Overall it doesn't rise above the level of the heist thriller generally but it's still enjoyable and is at least a different direction for all black female films - at least it's not yet another `waiting to exhale'!
"Set it Off" is about four close-knit women who have all had tough breaks in life. They made the best out of growing up in the projects and became, for the most part, honest, hard-working and self-respecting young women. The story starts off with Francesca, a bank clerk, getting held up and witnessing a violent shoot out that her fear crippled her from possibly preventing. A by the numbers detective named Strode blames her for it, causing her to get fired. The story shifts to its main character Lida, Francesca's friend who is a janitor in an upper-class apartment building, soon learning she has to compromise all of her good traits just to break even in life. To help her little brother get some money for college, she gives in to her shady employer's sexual demands. When her brother is coincidentally mistaken for the bank robber by Strode, he is shot and killed with no apologies.

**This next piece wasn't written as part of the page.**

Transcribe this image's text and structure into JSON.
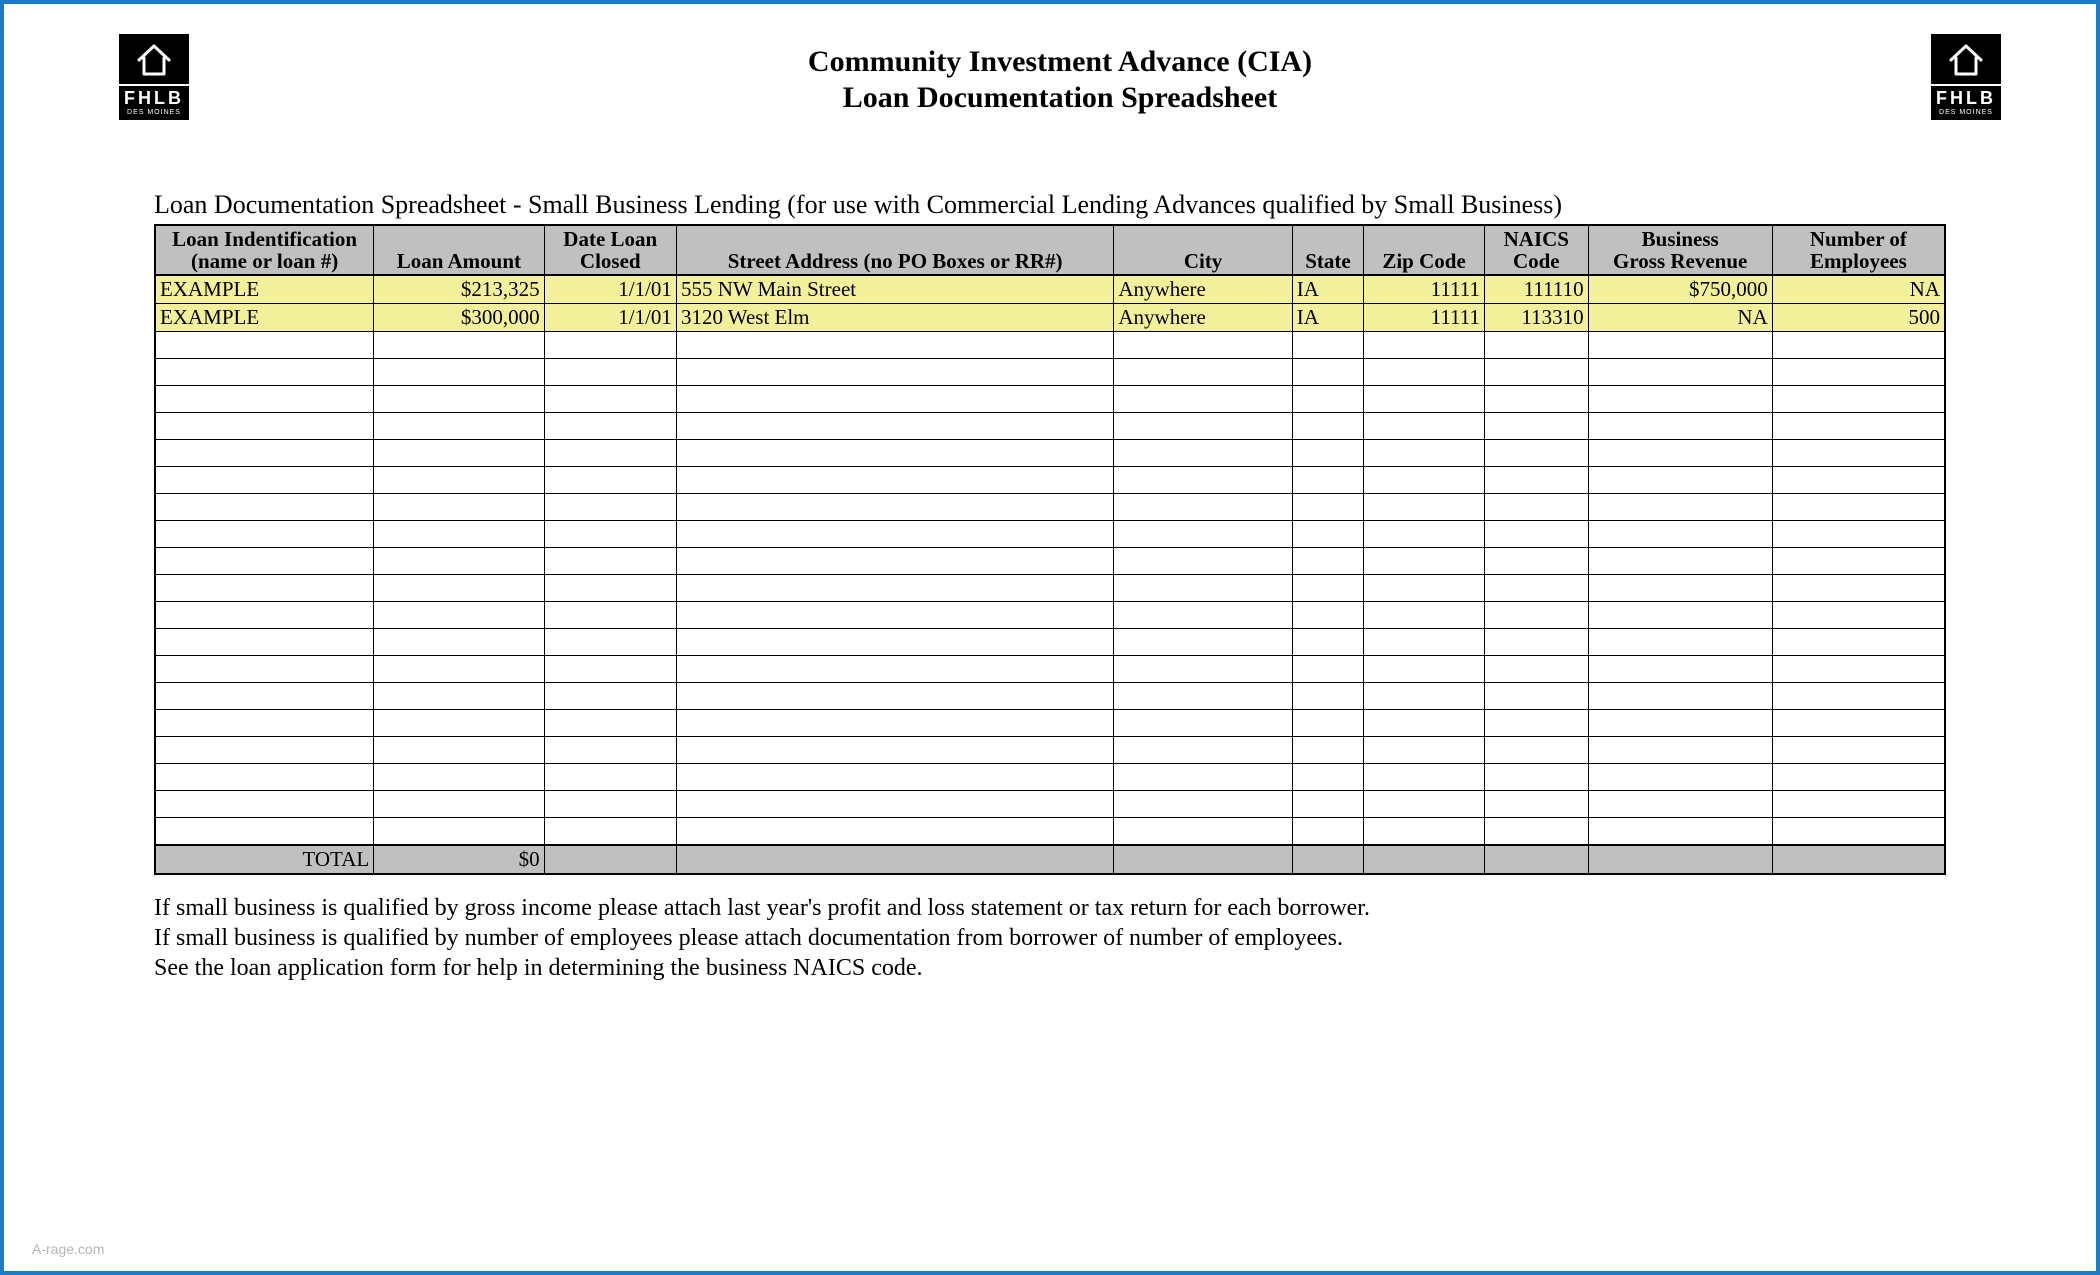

The movie was off to a good start, but I quickly started noticing that its scenes were getting progressively dumber. First off all, Strode seems to be on every case that the L.A.P.D. has to offer. Being that I have heard much praise for this film, I was surprised when more and more coincidences started trying my patience. The movie started feeling like a predictable crowd-pleaser, although it was supposed to be a hard-hitting protest about why the lower class seems to have abandoned.
Any high school or college writing class teaches that to evaluate something is to see how closely or effectively it comes to its intended mark. My problem with "Set it Off" is that it is unclear as to what its mark really is. It shakily walks the line between action movie and socially-conscious drama so much that I started to question how dumb does the screenwriter thought his audience was. Since there is an objective made early on in the script, that there must be a reckoning for the unfair treatment of these women (and the lower-class community at large), it is questionable when it starts to stray.
In his three and a half star (out of four) review of the film, Roger Ebert calls it "observant and well-informed." Sure the film had some very relatable characters and situations, but the screenplay is far from "Observant and well-informed." If anything, the writing is histrionic. A realistic screenplay would have characters who were less heroic and aware of their exploitation. Sure Queen Latifah is fabulous as a gun-toting lesbian, but does such a character really represent underprivileged women? A competent screenplay also wouldn't rely on coincidences and action sequences to make its point.